A história recente do direito eleitoral é a história do amesquinhamento dos direitos políticos. A pretexto de dar “pureza” ao sistema político, de combater a corrupção, está-se diante de um “direito eleitoral do inimigo”, sendo força populista tanto quanto equivocada, em paralelo ao movimento da Lei e da Ordem de recrudescimento do direito penal e da persecução penal, com retrocessos na efetividade dos direitos e garantias individuais, cujos marcos mais assustadores estão na relativização da presunção de inocência e na diminuição da imputabilidade penal.
Esse movimento, se por um lado é inútil no incremento da qualidade da política ou da diminuição da corrupção, por outro pode causar abalos sistêmicos no regime democrático brasileiro, com a adoção, por exemplo, do malfadado financiamento exclusivamente público de campanhas eleitorais.
O fim do financiamento privado das campanhas políticas termina por criar uma dependência financeira estatal para o funcionamento da democracia representativa. Proíbe-se a doação por organizações não governamentais de cunho ambiental e social, sob o argumento de se coibir a participação dos inimigos comuns de ocasião. Olvida-se que a participação da sociedade civil por meio de doações para as campanhas também é um sinal de saúde da democracia, de envolvimento cidadão, além de ser uma forma legítima de participação política ativa na arena pública. E a quantidade de recursos amealhados também integra a disputa na democracia político representativa.
A rigor, não há qualquer relação entre sistema eleitoral e corrupção. As funções do sistema eleitoral podem ser resumidas em três, conforme Virgílio Afonso da Silva: i) o exercício da soberania; ii) legitimação do poder político, isto é, a geração de uma certa aceitabilidade da relação de poder instaurada com os mandatos; iii) escolha de representantes e governantes. E talvez por esta constatação, ou seja, da ausência de relação entre a corrupção e a limitação do universo de eleitores por critérios morais, como o fez a Lei da Ficha Limpa, na Convenção Interamericana contra a Corrupção, nem na Convenção das Nações Unidas contra a Corrupção, inexiste qualquer medida limitadora dos direitos políticos.

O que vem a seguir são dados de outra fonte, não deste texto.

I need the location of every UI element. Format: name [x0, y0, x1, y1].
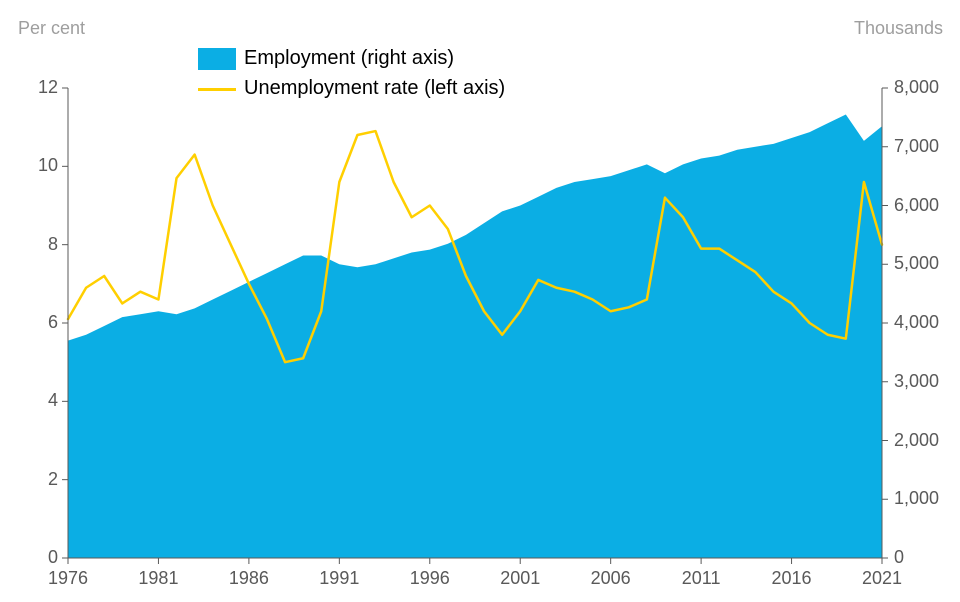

Aliás, a Lei da Ficha Limpa, de certo modo, redundou em se anteceder à escolha popular e criar um novo grau (em oposição ao voto direto) para a própria escolha dos candidatos situados em órgãos de classe, autoridades administrativas, tribunais de contas, juízes de direito, aos parlamentos, a decisão precípua sobre a quem deve ser atribuído o poder do povo. A inelegibilidade passa a ser indefinida e esparramada nos meandros dos estamentos burocráticos e forças políticas paroquiais- muito atentas às inelegibilidades convenientemente criadas para afastar opositores. Retirou-se, do sufrágio universal, a possibilidade de escolha direta e, com isso, de aprimoramento das instituições democráticas pelo próprio erro e acerto.
A propósito, a escolha dos vereadores pelos Juízes – após a eleição – está no Título 67 do Livro Primeiro das Ordenações Filipinas de 1603 que regularam as eleições brasileiras até o século XIX: “E para servirem uns com os outros, o juiz juntará os mais convenientes, assim por não serem parentes, como os mais práticos com o que o não forem tanto, havendo respeito às condições e costumes de cada um, para que a terra seja melhor governada”.
Esse malsinado populismo eleitoral é uma grande ameaça ao Estado Democrático e de Direito, porque apequena a democracia, seus atores, seu financiamento e deve ser combatido, porque, em última análise traz consigo uma semente autoritária que desconfia das escolhas do povo. Por isso, é necessário, mais que nunca- a resistência democrática a esse messianismo eleitoral, para que possamos, parafraseando Campos, largar a chupeta de nossa infância e lidar logo com a bigorna da realidade constitucional: o poder emana do povo, cabendo a ele a escolha da representação política.